A particle of mass `m` is lying at the centre of a solid sphere of mass `M` and radius `R`. There is a turnel of negligible thickness, so that particle may escape. Find the minimum velocity required to escape the particle from the gravitational field of the sphere.
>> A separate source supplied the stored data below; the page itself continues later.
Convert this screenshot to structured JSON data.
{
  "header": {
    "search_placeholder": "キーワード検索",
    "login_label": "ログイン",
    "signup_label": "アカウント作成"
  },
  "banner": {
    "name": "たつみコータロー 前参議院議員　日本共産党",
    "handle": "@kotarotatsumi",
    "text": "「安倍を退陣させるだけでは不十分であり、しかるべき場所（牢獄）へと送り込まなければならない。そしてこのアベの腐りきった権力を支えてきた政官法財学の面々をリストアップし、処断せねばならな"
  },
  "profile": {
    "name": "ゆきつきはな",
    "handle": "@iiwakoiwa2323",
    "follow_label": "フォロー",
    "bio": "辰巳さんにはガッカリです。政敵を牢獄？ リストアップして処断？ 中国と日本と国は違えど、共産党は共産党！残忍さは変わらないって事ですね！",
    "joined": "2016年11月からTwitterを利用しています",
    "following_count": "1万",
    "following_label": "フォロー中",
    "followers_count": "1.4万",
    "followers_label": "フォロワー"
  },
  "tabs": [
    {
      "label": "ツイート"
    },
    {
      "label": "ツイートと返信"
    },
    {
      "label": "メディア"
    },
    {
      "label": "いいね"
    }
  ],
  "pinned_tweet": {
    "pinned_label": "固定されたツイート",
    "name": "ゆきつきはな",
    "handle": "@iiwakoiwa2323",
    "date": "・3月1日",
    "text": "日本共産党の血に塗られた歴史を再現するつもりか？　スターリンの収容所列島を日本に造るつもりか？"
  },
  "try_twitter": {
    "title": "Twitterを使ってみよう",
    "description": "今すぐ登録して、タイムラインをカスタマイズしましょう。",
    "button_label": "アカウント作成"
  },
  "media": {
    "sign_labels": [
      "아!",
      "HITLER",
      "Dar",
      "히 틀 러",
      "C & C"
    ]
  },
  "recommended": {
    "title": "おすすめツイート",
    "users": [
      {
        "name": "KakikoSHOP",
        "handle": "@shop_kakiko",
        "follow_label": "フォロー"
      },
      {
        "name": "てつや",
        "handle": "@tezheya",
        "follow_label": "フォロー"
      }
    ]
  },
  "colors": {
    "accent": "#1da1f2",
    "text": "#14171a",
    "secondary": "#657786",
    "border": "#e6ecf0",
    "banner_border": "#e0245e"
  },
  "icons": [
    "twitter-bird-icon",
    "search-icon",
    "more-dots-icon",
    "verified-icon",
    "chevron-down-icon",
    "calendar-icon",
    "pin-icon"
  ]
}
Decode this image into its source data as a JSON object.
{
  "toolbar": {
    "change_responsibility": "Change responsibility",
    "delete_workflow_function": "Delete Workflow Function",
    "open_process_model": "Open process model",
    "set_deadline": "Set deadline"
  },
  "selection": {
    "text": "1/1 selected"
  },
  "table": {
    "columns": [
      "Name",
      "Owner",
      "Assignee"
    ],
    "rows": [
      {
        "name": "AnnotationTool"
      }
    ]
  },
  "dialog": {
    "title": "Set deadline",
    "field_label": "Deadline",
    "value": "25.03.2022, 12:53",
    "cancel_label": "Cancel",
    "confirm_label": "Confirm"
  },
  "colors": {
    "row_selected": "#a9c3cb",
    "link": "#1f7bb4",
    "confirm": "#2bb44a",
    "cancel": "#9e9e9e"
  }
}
To find the minimum velocity required for a particle of mass `m` located at the center of a solid sphere of mass `M` and radius `R` to escape the gravitational field of the sphere, we can follow these steps: ### Step-by-Step Solution: 1. **Understanding Gravitational Potential Energy**: The gravitational potential energy \( U \) of a mass \( m \) at a distance \( r \) from the center of a solid sphere of mass \( M \) is given by: \[ U = -\frac{3GMm}{2R} \] where \( G \) is the gravitational constant. 2. **Setting Up the Escape Condition**: For the particle to escape the gravitational field, the total mechanical energy (kinetic energy + potential energy) must be greater than or equal to zero: \[ K.E + U \geq 0 \] The kinetic energy \( K.E \) of the particle when it has a velocity \( v \) is given by: \[ K.E = \frac{1}{2}mv^2 \] 3. **Substituting the Energies**: Substitute the expressions for kinetic energy and potential energy into the escape condition: \[ \frac{1}{2}mv^2 - \frac{3GMm}{2R} \geq 0 \] 4. **Simplifying the Equation**: Rearranging the inequality gives: \[ \frac{1}{2}mv^2 \geq \frac{3GMm}{2R} \] Dividing through by \( m \) (assuming \( m \neq 0 \)): \[ \frac{1}{2}v^2 \geq \frac{3GM}{2R} \] 5. **Solving for Minimum Velocity**: Multiply both sides by 2: \[ v^2 \geq \frac{3GM}{R} \] Taking the square root of both sides gives: \[ v \geq \sqrt{\frac{3GM}{R}} \] 6. **Conclusion**: Therefore, the minimum velocity \( v_{min} \) required for the particle to escape the gravitational field of the sphere is: \[ v_{min} = \sqrt{\frac{3GM}{R}} \]